Inflation zerstört unser Geld. Sie vermindert Sparanreize, verzerrt Kauf- und Investitionsentscheidungen – und es gibt ein Gerechtigkeitsproblem: Sparer werden inflationär enteignet, Haushalte mit hohen Ausgabenanteilen für Miete, Nahrungsmittel und Energie erleiden besonders starke Realeinkommensverluste. Letzeres hat direkte und indirekte Preiseingriffe gesellschaftsfähig gemacht: eine EU-Übergewinnsteuer für fossile Energiekonzerne, einen Preisdeckel für Strom, Gas, Fernwärme und Mieten. Aktuell erscheinen sogar Preiskontrollen, wie man sie aus Nachkriegs- oder DDR-Zeiten kannte, als plausible Lösung. Anlaß ist ein Papier der VWL-Professorin Isabella Weber (University of Massachusetts Amherst): Statt Leitzinserhöhungen mit der Gefahr eines Anleihen- und Banken-Crashs sowie einer Pleitewelle bei Firmen werden hier regierungsseitige Preiskontrollen à la Franklin D. Roosevelts „New Deal“ von 1933 vorgeschlagen.

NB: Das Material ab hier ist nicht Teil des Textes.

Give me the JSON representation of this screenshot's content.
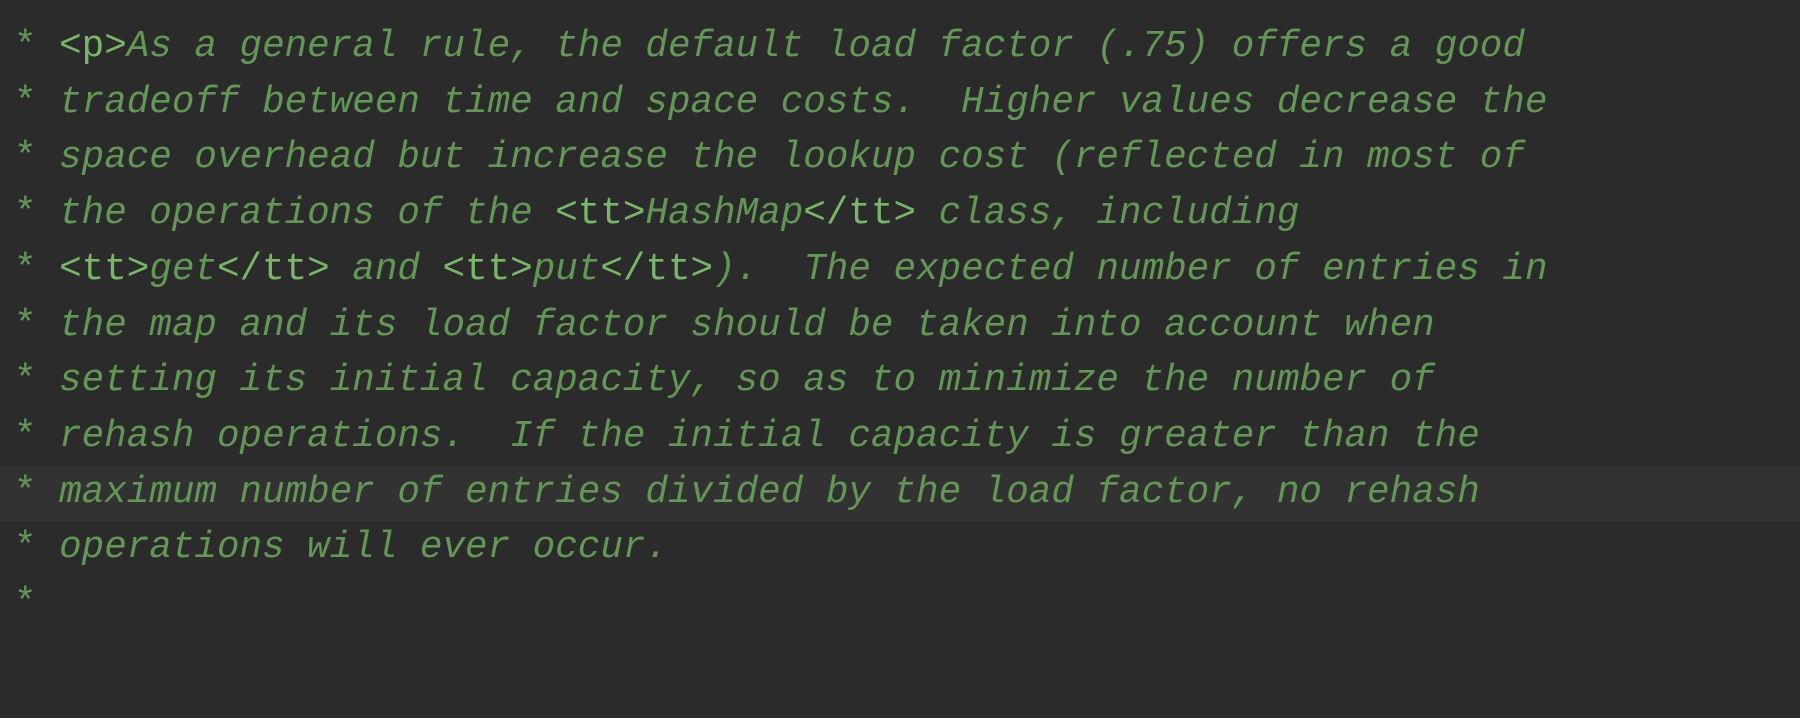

Hintergrund sind US-Daten und solche des Euroraumes, nach denen Unternehmensgewinne vornehmlich für die Preissteigerungen verantwortlich sind. Danach gingen in den USA 2022 steigende Profite zu 54 Prozent in die Inflation ein, während die Lohnstückkosten lediglich acht Prozent beitrugen. Im Euroraum hatten in den Sektoren Landwirtschaft, Energie/Versorger, Industrie, Bau und Nahrungsmittel im Zeitraum Ende 2019 bis Ende 2022 die Gewinnsteigerungen einen höheren Anteil an der Inflation als Lohnerhöhungen. BMW, Bosch, Hapag Lloyd, Porsche, Viessmann oder Mercedes weisen aktuell hohe Gewinne aus, während die Reallöhne in Deutschland im dritten Quartal 2022 um 5,7 Prozent fielen. Was liegt da näher, als eine Preis- oder Profitkontrolle zu fordern? Es lohnt ein Blick auf die eigentlichen Preistreiber. Die zu Zeiten der massiven Anleiheankäufe angelegten Geldhorte wurden mit dem Ende der Covid-Beschränkungen aufgelöst – hier muß das Zentralbankgeld direkt durch die Abgabe der Wertpapiere und/oder Leitzinserhöhungen wieder eingesammelt werden. Lieferkettenprobleme, Rohstoffengpässe und Fachkräftemangel sprechen für Verknappungen des Angebots.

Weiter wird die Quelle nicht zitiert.